Poco prima dell'estate qualcuno si divertì ad incendiare e sradicare i citofoni delle case. Ben oltre una decina nel giro di diverse centinaia di metri. Per un lavoretto del genere, fatto ad arte, occorrono decine di minuti se in auto (ferma la macchina, scendi, metti fuoco, butta a terra il coperchio, risali in auto, riparti, trova un'altra casa, eccetera, eccetera, eccetera) e senz'altro molti di più se a piedi, con l'auto magari posteggiata da qualche parte nelle vicinanze. E' un'operazione che si può fare solo quando si abbia la quasi totale certezza dell'impunità, ovvero la consapevolezza che non passerà nessuno a vigilare. Narrano, tra l'altro, che di notte da queste parti motociclisti un po' svitati si sfidino in corse clandestine. Il rettilineo che porta a Lecce sembra fatto apposta per gare fra febbricitanti del sabato sera.

E allora, è troppo chiedere un minimo di controllo del territorio?
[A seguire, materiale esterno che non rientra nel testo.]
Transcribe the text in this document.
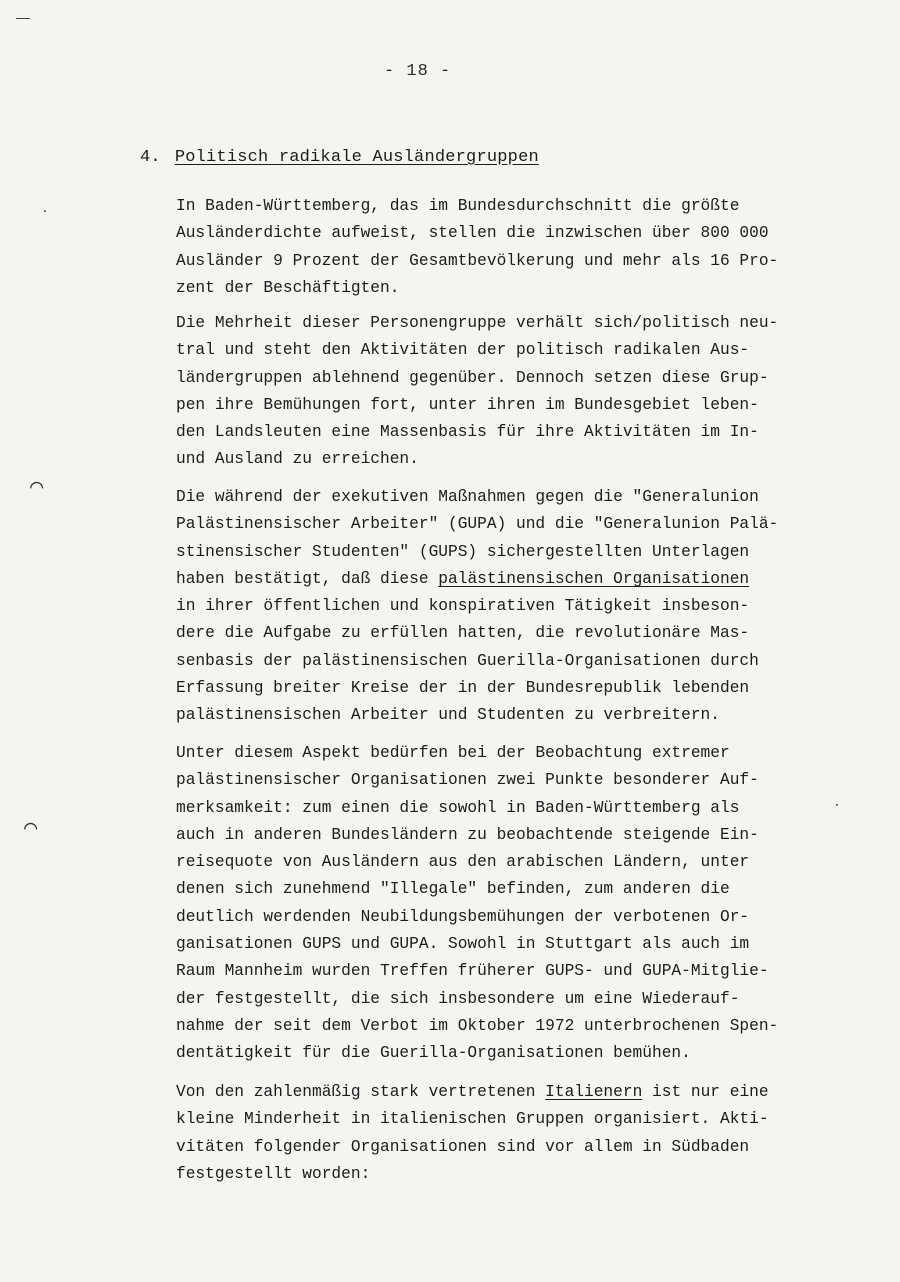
⌒
⌒
- 18 -
4. Politisch radikale Ausländergruppen
In Baden-Württemberg, das im Bundesdurchschnitt die größte
Ausländerdichte aufweist, stellen die inzwischen über 800 000
Ausländer 9 Prozent der Gesamtbevölkerung und mehr als 16 Pro-
zent der Beschäftigten.
Die Mehrheit dieser Personengruppe verhält sich/politisch neu-
tral und steht den Aktivitäten der politisch radikalen Aus-
ländergruppen ablehnend gegenüber. Dennoch setzen diese Grup-
pen ihre Bemühungen fort, unter ihren im Bundesgebiet leben-
den Landsleuten eine Massenbasis für ihre Aktivitäten im In-
und Ausland zu erreichen.
Die während der exekutiven Maßnahmen gegen die "Generalunion
Palästinensischer Arbeiter" (GUPA) und die "Generalunion Palä-
stinensischer Studenten" (GUPS) sichergestellten Unterlagen
haben bestätigt, daß diese palästinensischen Organisationen
in ihrer öffentlichen und konspirativen Tätigkeit insbeson-
dere die Aufgabe zu erfüllen hatten, die revolutionäre Mas-
senbasis der palästinensischen Guerilla-Organisationen durch
Erfassung breiter Kreise der in der Bundesrepublik lebenden
palästinensischen Arbeiter und Studenten zu verbreitern.
Unter diesem Aspekt bedürfen bei der Beobachtung extremer
palästinensischer Organisationen zwei Punkte besonderer Auf-
merksamkeit: zum einen die sowohl in Baden-Württemberg als
auch in anderen Bundesländern zu beobachtende steigende Ein-
reisequote von Ausländern aus den arabischen Ländern, unter
denen sich zunehmend "Illegale" befinden, zum anderen die
deutlich werdenden Neubildungsbemühungen der verbotenen Or-
ganisationen GUPS und GUPA. Sowohl in Stuttgart als auch im
Raum Mannheim wurden Treffen früherer GUPS- und GUPA-Mitglie-
der festgestellt, die sich insbesondere um eine Wiederauf-
nahme der seit dem Verbot im Oktober 1972 unterbrochenen Spen-
dentätigkeit für die Guerilla-Organisationen bemühen.
Von den zahlenmäßig stark vertretenen Italienern ist nur eine
kleine Minderheit in italienischen Gruppen organisiert. Akti-
vitäten folgender Organisationen sind vor allem in Südbaden
festgestellt worden:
O dovremo attendere i primi di giugno del 2008 per fare i conti con tutti gli incendi di cassonetti, le immondizie fra gli alberi, i citofoni sradicati, le carcasse di animali, mettere una "pezza a colore" un po' qua e un po' là, tinteggiare e far finta di nulla sotto l'ombrellone? Nel Bronx vivono quasi un milione e mezzo di persone. San Cataldo è decisamente più controllabile.